Jennifer M. Wilson's novel approaches the horror and injustice of the Salem witch trials from a different angle than most other books on the subject. Witch dramatizes the life story of one woman who would ultimately become the first person executed in the Massachusetts witch-hunt madness.
Bishop, at the time of her death on June 10th, 1692, was a prosperous and
somewhat scandalous tavern owner. Twice-widowed and now married to a
respected sawyer, she had been accused of witchcraft the first time after the
death of her second husband, Thomas Oliver, who left behind no will to delimit
the disposition of his property. During their tempestuous marriage, the couple
was punished several times for public quarreling, and Oliver said at one point
that Bridget was "a bad wife" who "sat up all
night with the devil." Although exonerated in this first inquiry in
1690, the notoriety accompanying the accusations likely led to the later
charges and her death by hanging.
Wilson presents us with a Bridget Bishop whose mother died when Bridget was but a baby, whose father hoped to groom her for a good marriage though he would offer no dowry, who had an affair with her tutor at fourteen. Drawn after the heartbreak of an impossible dream to the austerity and high moral ground of Puritanism, she
marries, leaves for the Massachusetts Bay Colony, works in a tavern, miscarries,
and is widowed when smallpox sweeps through the area.
It is the death of her
first husband, George Wassalbe, that seems to bring out the independent spirit
and lack of concern for the opinions of others that so characterizes Bridget.

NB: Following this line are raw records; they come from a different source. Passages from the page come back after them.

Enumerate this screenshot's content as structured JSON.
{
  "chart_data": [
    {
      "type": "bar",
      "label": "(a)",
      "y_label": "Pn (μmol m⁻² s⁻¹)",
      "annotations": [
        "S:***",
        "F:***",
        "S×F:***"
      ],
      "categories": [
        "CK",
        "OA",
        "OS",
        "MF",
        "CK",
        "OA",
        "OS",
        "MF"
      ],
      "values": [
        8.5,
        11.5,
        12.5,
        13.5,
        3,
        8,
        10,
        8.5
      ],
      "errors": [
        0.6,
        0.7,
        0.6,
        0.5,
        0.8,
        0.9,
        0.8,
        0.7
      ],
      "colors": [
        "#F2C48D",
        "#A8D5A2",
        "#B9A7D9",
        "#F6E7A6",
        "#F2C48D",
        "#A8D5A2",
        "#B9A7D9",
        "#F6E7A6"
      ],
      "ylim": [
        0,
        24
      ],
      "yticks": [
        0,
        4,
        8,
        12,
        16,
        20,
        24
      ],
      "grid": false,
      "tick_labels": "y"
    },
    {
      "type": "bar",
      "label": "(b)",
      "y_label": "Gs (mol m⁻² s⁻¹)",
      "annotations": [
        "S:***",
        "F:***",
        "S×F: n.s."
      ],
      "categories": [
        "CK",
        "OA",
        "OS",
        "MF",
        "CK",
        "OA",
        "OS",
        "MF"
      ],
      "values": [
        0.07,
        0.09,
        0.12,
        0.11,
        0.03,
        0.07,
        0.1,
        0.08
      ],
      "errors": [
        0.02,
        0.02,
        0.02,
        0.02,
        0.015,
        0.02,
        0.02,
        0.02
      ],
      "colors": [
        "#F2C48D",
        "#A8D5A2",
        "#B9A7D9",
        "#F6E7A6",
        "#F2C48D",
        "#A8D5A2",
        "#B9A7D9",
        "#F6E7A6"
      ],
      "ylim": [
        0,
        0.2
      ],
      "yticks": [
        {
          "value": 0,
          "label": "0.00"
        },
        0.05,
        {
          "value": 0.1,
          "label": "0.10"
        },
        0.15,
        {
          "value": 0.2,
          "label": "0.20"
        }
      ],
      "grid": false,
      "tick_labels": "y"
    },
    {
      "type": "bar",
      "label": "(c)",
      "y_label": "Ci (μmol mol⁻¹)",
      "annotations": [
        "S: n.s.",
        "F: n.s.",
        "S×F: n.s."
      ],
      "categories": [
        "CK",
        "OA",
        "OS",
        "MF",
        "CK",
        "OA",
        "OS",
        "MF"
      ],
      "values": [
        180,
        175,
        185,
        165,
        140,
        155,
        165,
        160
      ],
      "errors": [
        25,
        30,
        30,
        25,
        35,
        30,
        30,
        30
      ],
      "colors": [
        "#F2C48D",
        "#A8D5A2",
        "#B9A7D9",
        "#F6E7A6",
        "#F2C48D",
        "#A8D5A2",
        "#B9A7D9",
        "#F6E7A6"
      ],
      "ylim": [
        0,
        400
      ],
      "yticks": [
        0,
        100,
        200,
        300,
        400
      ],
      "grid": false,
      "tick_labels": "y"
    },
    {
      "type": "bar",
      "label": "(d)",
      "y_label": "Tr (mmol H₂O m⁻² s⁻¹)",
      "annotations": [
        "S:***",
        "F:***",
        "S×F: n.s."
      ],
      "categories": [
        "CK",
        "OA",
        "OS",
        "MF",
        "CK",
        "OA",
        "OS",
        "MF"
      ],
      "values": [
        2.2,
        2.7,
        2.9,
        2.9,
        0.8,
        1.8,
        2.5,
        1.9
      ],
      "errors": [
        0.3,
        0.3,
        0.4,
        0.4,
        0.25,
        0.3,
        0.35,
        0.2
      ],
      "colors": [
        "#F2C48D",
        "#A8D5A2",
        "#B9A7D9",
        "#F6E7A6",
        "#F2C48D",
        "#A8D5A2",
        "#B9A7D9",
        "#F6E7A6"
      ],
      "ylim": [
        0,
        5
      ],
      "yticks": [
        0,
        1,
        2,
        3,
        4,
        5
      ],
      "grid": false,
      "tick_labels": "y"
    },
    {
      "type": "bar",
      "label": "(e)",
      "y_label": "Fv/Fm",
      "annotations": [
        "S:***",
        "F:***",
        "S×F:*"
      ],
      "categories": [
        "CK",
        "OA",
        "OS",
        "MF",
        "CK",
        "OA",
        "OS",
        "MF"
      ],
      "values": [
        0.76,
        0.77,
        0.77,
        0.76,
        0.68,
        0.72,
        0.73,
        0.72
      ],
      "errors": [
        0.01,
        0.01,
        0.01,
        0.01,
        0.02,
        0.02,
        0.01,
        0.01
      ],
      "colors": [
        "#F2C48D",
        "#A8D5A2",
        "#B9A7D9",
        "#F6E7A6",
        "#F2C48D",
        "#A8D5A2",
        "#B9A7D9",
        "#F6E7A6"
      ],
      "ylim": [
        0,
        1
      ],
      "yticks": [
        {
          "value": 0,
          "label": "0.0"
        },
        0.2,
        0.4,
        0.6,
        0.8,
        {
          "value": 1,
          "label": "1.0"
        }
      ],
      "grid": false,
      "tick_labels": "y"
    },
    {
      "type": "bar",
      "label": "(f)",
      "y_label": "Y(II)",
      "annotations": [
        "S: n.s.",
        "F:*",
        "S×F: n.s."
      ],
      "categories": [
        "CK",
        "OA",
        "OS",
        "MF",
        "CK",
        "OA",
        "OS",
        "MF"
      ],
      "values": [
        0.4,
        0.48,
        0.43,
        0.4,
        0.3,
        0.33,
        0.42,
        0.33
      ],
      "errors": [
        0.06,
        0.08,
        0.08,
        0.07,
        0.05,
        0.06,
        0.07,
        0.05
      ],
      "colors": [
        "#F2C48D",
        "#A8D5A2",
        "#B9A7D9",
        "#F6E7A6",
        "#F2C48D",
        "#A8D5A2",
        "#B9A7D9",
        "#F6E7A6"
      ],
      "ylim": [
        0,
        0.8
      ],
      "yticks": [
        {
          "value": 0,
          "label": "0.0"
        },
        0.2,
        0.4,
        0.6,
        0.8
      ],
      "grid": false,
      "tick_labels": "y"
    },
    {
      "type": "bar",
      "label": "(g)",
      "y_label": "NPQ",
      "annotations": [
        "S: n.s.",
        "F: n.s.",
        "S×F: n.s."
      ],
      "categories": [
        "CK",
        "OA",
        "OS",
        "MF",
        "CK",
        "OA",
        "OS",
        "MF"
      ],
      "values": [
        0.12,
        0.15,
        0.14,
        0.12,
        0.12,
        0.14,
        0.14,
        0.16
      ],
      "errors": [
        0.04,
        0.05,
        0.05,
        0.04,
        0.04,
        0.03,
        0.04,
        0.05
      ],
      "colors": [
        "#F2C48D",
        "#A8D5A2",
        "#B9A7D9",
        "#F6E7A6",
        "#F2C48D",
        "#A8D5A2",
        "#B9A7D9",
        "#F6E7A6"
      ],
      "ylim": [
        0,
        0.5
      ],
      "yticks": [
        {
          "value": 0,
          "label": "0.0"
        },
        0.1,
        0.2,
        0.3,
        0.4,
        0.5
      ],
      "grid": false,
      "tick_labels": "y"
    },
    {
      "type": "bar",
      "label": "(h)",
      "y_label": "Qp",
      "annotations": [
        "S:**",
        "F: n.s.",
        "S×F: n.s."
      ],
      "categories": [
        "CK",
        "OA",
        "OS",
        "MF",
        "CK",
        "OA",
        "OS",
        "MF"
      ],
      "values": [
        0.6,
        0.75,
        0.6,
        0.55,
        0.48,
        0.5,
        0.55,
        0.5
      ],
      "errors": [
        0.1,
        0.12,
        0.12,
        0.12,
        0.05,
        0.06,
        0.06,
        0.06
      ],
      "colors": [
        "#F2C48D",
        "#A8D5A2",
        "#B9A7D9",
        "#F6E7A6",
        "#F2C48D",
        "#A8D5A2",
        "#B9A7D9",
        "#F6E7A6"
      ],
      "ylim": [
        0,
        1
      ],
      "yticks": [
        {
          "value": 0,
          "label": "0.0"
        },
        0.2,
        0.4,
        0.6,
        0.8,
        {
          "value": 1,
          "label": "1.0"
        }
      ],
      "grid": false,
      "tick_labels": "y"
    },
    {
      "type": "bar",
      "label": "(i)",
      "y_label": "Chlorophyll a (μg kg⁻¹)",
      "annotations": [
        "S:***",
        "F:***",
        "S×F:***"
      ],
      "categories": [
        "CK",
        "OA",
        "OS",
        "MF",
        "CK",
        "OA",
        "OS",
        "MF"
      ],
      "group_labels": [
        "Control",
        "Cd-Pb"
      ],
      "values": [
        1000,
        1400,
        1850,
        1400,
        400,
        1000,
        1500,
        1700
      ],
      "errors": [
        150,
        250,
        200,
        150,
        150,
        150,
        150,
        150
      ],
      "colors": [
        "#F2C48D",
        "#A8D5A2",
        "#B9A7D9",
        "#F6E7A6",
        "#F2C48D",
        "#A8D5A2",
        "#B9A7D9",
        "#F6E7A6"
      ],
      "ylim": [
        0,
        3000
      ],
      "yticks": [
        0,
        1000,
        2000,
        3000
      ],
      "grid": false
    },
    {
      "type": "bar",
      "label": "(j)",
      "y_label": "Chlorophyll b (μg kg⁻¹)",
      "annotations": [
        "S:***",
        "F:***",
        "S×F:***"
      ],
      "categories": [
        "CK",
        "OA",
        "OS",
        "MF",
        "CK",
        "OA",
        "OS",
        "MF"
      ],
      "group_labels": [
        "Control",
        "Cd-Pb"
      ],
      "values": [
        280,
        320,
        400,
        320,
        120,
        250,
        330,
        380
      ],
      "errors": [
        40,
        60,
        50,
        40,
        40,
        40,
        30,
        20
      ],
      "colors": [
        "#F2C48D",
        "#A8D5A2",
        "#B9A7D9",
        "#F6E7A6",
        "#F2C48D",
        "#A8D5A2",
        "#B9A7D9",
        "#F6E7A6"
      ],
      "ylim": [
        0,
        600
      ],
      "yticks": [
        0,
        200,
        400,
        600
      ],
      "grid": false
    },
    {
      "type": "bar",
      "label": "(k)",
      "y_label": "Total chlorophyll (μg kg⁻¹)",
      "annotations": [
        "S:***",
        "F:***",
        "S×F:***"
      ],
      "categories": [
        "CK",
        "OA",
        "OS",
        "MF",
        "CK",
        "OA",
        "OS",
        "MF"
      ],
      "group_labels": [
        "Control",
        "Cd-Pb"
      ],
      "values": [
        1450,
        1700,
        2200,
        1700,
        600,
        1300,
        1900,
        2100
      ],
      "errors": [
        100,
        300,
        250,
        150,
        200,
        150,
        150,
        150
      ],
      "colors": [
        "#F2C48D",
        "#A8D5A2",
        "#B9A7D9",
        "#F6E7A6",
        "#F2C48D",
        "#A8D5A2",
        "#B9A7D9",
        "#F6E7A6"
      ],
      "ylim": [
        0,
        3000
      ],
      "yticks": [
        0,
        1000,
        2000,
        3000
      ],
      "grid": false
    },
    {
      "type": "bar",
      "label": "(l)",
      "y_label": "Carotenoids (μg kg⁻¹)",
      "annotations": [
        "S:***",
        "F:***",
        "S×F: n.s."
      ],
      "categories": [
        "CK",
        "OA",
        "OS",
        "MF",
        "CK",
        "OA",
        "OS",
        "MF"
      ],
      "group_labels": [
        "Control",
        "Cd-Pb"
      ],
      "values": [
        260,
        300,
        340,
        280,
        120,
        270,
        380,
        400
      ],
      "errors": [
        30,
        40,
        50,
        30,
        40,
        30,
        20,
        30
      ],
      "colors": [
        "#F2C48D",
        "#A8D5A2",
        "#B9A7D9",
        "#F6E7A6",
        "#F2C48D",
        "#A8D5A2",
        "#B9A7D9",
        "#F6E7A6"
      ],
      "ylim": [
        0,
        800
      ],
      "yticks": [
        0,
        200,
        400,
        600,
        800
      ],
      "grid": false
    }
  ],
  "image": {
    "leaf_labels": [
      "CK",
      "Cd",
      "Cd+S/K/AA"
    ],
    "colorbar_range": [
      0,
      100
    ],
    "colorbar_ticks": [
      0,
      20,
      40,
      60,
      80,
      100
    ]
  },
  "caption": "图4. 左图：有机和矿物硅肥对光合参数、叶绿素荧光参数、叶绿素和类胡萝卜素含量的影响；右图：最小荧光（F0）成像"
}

She opens her home to a midwife and herbalist, an older woman who is
herself considered "different", and during their sojourn begins to brew her own
beer to sell to area taverns. She gives up this quiet existence (but not
wihthout regrets) when the unfulfilled desire for a child leads to her mostly unhappy
marriage with Thomas Oliver.
Bridget's story is as important for the backdrop it presents as it is for the telling of her
life. The harsh sterility of the Puritans in the colonies stoked a powder keg of repression lit by the anxiety of economic and political pressures. Witch hunts have become more sophisticated
since then - McCarthy went after godless Communists, not dabblers in the paranormal, for instance - but are still around
in one form or another. As long as powerful people promote a culture of fear and
dare name the bogeyman of the hour, and as long as society at large allows
itself to be sucked in by exaggerations and lies, Bridget Bishop's story will
ever be repeated, the only difference in the details. The only way we can combat such hysteria is through, as Frances Hill's A Delusion of Satan suggests, "constant reminders of common humanity."